Microsoft's online chief: "Paid search is getting more credit than it deserves"

Microsoft CEO Steve Ballmer believes the online advertising market will reach $40 billion this year and grow to $80 billion by 2010. Last year, Microsoft earned only $2 billion from it. Google claimed $8 billion. This disparity upsets Ballmer and so he's put his man Kevin Johnson to the task of remedying the situation. Since most of Google's revenues come from search marketing, Johnson's first plan is to acquire more search queries for Microsoft. Hence the bid to acquire Yahoo, or at least its search business. But Johnson knows more search queries for Microsoft won't unseat Google alone, and so his second step is convince advertisers that Google's search advertising isn't worth all the money they spend on it. To make that argument, Johnson will rely on a tool Microsoft acquired when it purchased aQuantive last year: engagement mapping, a system that will tell vendors which ads consumers saw on the Web before they purchased a product.

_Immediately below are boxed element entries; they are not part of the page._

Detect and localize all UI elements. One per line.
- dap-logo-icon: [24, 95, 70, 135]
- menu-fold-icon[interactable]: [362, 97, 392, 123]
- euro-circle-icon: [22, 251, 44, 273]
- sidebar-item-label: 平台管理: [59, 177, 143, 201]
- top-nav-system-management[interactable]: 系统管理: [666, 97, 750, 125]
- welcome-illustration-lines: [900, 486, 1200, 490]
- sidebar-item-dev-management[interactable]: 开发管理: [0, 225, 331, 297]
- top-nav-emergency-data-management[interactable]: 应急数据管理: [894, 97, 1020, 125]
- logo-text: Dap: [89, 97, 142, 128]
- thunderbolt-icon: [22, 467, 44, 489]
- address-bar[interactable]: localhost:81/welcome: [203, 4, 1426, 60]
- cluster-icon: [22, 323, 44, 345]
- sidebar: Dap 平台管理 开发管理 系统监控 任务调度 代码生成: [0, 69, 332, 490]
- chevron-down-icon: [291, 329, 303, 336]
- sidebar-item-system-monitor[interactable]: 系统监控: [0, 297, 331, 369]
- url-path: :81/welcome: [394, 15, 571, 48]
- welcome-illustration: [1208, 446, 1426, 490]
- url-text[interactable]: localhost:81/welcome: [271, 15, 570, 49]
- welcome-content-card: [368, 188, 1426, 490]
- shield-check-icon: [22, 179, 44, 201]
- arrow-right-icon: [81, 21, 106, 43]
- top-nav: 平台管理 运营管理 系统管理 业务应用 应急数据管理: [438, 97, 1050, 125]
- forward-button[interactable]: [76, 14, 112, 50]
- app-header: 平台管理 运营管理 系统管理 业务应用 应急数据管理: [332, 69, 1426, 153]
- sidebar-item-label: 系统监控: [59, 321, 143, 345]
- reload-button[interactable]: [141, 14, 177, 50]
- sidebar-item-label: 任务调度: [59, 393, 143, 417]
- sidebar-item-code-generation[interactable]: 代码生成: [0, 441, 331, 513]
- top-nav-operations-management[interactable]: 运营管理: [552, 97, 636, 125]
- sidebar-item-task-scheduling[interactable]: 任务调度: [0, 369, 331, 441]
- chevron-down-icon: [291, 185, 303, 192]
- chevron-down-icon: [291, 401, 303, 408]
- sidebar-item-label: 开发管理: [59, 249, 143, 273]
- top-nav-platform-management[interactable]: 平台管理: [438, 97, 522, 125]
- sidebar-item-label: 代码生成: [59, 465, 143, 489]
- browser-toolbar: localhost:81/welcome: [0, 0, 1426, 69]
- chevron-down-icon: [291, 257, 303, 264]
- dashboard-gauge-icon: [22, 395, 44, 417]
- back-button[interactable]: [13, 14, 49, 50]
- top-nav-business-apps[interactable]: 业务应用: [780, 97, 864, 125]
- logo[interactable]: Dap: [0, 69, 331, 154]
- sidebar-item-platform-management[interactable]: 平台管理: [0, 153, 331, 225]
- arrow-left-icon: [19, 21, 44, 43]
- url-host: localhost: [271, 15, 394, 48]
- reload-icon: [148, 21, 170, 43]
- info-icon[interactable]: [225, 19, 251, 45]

The idea is that engagement mapping will convince advertisers that the ads consumers saw before they searched actually led to the purchase of their products, not the search ad that took the consumer to the vendor's online store. "We think paid search is getting more credit than it deserves," Johnson told Fortune. He hopes engagement mapping will convince advertisers to spend less on search and more on types of advertising Google doesn't have completely locked up.

This is a misconception of what search advertising is. It's not "brand advertising" meant to convince consumers to purchase a product. It's a way to make sure a product is highly visible when consumers are looking for it, no matter how they decided to look for it. If a series of ads on content sites convinced a consumer to purchase a product, that product's vendor better be the top search ad when that convinced consumer goes searching for it.

The good news? Engagement mapping — an effective way to tell how well a brand advertising campaign is working — won't erode the power of search, but it will take money from less measurable TV, radio and print advertising. The bad news? From the top, Microsoft may be too obsessed with Google to notice.